It had been an intense day of finishing the rough drafts of our memoirs. My students were really putting themselves on the page, and I had been moved nearly to tears as I leaned over their shoulders to read their drafts. Jose’s memoir about losing his dog had stopped me in my tracks, and Megan’s memoir about learning how to slide into a base in softball had given me goose bumps. Sure, there were some grammatical and mechanical errors in their writing. Sure, we still had some work to do as writers of memoirs. But this first round of writing was beautiful and heartfelt and true. They had poured themselves out onto the page in the bravest of ways.
There are many ways for students to share and reflect on their writing at the end of workshop time. The possibilities seem infinite: do a gallery walk, share with a partner, interview a student about their process, look at a student sample, write a silent reflection, make an anchor chart. The list could go on. Although I am normally very intentional about planning how we will share, on this particular day I was . . . um . . . less intentional. Fine: I was totally winging it.
I knew the kids had written beautiful, hard, true things about themselves on their papers and Chromebooks. And I knew these beautiful, hard, true things had to be heard. I asked the class to meet me on the carpet with their writing, and we sat in a large circle so everyone could see everyone else. I asked the students to find an excerpt—a word, a phrase, a line, a sentence, a paragraph—to read aloud. We were going to fill the room with beautiful words. These words wouldn’t be the words of published authors, like Katie Wood Ray suggested in her book Woundrous Words. These beautiful words would be our words.
I went first. “Growing up with my sister was like that . . . she in the front, I in the back,” I read aloud. Then I turned to my left and looked at Jose, giving him a slight nod for encouragement.
“I kept trying until I heard my mom’s car rolling into the driveway. My heart sank,” Jose read quietly. The students looked at him, wide-eyed. Before there was time to ask questions, Jose turned to Geddy on his left.
Geddy read, “When I said good night to my mom that night, she wasn’t smiling. Neither was I. No one was smiling. For me, it was impossible to imagine that anyone in the world that night could be smiling.” A couple of students let out an audible sigh at the beauty of Geddy’s words.

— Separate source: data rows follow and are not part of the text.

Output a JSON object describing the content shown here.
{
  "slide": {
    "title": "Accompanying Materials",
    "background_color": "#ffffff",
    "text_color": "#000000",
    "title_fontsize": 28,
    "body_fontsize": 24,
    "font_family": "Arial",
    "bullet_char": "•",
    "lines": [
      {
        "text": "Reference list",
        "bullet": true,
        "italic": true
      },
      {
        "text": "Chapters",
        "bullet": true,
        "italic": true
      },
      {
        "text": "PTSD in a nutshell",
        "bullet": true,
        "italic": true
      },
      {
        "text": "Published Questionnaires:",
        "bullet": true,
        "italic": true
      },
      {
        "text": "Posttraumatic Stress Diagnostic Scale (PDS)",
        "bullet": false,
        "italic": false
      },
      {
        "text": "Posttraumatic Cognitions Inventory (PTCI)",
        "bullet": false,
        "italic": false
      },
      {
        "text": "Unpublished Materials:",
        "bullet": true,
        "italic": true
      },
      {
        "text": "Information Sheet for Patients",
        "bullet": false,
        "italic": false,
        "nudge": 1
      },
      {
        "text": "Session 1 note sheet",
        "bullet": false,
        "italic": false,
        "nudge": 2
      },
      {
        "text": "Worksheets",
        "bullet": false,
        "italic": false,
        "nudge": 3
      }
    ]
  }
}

Then, Megan spoke. “It’s like your first time jumping in a pool, your parent standing in the water, arms outstretched waiting to catch you. It’s like the first time riding your bike, both parents on either side waiting to catch you if you fall. It’s like your first roller coaster ride and you’re sitting in the cart clinging on to your mom or dad. It’s like that.”
One after the other, they shared. Their beautiful words filled the classroom and lifted us up and brought us together. No other commentary, no questions. Just one beautiful line, one truthful sentence after the other, forming us into this circle of brave writers.
Taking Time to Savor
When the share had worked itself back around the circle to me, I wasn’t sure what to say, so I just sat there. We all just sat there, letting the words fall from the air into a comfortable silence. “Well . . . ” I ventured after a moment.
“Those were so good!” a student exclaimed.
“Wow,” another student agreed.
And I knew we had just found one of our favorite ways to share: a circle share.
It was one of those great, unplanned teaching moments that had me smiling on my commute home. What made it work? Why was it so powerful? First, it happened at the end of this bend of our writing unit. The students had been talking and writing for days. The writing they brought to the carpet wasn’t perfect and it wasn’t finished, but it was substantial. It mattered. Second, there was no commentary between shares. No pausing for questions or snickers or comments. Just one bravely written sentence after another. There is something to be said about filling the room with the beautiful sound of written words.
Finally, we were working in a poignant genre. Could the circle share be just as powerful if it consisted of excerpts of a research paper? Maybe. Maybe the power is in the sharing just as much as it is in the words themselves.
We have since added the circle share to our repertoire of possibilities for closing out writing workshop. Circle share is celebratory and empowering.